Children, given the opportunity, are often intensely interested in nature, how it works, who lives there with them, and how all the pieces interrelate. For many, they only need a little support to spend hours watching ants or birds, to follow tracks through the snow or mud, or to monitor the growth of a garden plant. They like to learn the names of plants and insects and birds, noting who eats whom. Given simple tools, they will enjoy tracking the weather or the rainfall, and then they will begin to notice how this impacts their favorite patch of nature.

As parents, we can help foster their curiosity by making time and space for their explorations and observations. When we take the time to walk home slowly or to spend an hour lolling on the grass with them, we give them the chance to observe and ask questions. Be prepared to discuss what catches their attention, even if you cannot answer a question; willingness to ponder it with them validates their interest.

We can also arm them with a little notebook and pencil as soon as they’re ready. We can sit with them and make drawings of what we see or write notes. When they have an observation, we can write it down for them, creating a journal and modeling a way to remember and celebrate the diversity in nature. They can take over their own journal as they are willing and able.
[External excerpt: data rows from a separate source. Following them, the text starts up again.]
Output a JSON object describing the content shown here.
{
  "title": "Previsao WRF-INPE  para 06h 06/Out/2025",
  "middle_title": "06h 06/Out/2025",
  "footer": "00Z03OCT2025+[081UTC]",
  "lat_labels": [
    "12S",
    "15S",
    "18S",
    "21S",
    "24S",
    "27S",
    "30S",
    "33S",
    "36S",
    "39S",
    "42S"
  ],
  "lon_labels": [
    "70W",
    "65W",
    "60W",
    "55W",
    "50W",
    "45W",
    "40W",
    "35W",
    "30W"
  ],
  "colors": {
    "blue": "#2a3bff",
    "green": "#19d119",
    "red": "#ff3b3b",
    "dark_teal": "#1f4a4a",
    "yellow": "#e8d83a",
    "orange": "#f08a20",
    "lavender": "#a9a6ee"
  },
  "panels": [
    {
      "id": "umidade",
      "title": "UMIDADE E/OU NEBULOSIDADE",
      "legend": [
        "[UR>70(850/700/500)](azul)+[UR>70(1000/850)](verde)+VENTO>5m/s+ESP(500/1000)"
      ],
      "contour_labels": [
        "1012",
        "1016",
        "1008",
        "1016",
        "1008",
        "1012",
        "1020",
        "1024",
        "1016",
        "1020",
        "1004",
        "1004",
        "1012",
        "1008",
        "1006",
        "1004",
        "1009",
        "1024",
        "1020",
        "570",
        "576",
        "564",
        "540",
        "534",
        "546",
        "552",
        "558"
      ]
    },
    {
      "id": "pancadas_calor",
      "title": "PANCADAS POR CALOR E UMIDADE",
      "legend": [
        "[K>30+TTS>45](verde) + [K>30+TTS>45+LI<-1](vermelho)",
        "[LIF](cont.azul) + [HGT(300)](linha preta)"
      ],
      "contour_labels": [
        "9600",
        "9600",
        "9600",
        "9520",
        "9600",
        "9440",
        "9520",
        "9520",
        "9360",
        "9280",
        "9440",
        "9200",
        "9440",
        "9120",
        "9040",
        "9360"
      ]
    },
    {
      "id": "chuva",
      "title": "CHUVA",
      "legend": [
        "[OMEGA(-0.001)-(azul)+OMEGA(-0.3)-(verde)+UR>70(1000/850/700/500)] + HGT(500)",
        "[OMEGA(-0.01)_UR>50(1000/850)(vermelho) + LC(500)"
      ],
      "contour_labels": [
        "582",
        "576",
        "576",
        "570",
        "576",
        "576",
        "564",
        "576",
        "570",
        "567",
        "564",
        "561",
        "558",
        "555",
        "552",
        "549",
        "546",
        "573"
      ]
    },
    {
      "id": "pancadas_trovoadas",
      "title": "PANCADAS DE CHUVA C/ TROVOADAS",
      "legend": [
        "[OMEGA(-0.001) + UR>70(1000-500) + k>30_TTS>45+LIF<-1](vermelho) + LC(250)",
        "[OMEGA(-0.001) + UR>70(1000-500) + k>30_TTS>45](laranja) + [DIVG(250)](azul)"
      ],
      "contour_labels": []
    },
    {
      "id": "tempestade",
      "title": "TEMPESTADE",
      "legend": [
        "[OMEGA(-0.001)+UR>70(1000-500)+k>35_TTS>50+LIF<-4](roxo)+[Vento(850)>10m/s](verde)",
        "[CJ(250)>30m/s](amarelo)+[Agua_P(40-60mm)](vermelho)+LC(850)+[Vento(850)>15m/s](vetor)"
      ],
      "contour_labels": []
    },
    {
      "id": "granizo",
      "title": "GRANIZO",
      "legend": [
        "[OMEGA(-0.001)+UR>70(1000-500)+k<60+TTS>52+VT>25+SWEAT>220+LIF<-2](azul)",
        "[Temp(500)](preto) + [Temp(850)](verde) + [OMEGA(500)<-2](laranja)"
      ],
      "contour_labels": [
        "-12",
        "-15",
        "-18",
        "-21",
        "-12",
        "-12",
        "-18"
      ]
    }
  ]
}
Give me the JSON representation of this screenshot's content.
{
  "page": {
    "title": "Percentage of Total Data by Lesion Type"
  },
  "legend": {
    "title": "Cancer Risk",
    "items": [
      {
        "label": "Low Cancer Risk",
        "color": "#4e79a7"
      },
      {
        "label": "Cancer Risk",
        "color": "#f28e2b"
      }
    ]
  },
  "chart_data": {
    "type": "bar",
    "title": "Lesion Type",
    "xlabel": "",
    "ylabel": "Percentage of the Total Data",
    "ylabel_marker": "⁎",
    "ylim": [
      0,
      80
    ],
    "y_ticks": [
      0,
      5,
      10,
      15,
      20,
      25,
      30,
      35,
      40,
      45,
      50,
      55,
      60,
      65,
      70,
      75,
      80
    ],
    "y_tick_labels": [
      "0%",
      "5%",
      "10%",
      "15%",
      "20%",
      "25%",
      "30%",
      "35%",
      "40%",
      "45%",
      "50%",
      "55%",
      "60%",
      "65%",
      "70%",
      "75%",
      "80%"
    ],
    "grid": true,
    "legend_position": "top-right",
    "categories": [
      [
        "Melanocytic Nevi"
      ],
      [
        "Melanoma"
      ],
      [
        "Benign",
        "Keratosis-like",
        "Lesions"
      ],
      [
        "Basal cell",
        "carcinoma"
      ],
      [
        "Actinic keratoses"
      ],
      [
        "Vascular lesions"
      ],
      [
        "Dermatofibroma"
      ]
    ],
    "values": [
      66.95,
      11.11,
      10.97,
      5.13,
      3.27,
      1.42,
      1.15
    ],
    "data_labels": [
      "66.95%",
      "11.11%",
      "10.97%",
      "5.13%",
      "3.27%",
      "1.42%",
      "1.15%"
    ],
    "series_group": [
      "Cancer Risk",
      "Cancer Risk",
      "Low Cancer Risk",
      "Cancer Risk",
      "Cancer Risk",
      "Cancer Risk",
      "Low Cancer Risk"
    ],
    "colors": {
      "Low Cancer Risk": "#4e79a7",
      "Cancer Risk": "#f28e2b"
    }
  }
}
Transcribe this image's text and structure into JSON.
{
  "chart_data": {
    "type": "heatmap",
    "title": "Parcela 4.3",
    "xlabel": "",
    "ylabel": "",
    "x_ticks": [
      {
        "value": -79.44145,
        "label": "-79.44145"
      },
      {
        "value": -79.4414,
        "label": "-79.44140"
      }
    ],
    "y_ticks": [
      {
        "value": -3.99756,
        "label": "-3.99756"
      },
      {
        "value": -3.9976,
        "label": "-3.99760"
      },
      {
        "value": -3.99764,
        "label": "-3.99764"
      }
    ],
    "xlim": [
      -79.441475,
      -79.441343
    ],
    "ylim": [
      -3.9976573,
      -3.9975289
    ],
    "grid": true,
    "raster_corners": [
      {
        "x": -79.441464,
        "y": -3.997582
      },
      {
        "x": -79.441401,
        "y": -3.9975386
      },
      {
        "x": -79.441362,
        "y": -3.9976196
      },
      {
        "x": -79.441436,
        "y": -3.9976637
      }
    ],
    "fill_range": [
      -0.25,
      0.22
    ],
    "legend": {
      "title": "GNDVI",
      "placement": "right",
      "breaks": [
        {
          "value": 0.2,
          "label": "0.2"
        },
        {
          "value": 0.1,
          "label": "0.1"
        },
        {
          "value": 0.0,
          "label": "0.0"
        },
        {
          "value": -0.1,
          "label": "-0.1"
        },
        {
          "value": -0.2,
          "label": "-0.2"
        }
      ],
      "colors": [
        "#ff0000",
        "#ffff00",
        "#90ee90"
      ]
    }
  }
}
As they get closer to school age, a magnifying glass and leaf press can be good additions to their toolkits. You will have to be a monitor their and add on only as their interest grows. Sometimes, tools can feel more like an assignment than a gift, and the goal is to foster their curiosity rather than to do a forced march through nature.

Finally, allow yourself to be open and engaged with nature. Our love of the natural world and the time we spend in it is perhaps the best way to give this gift to the next generation.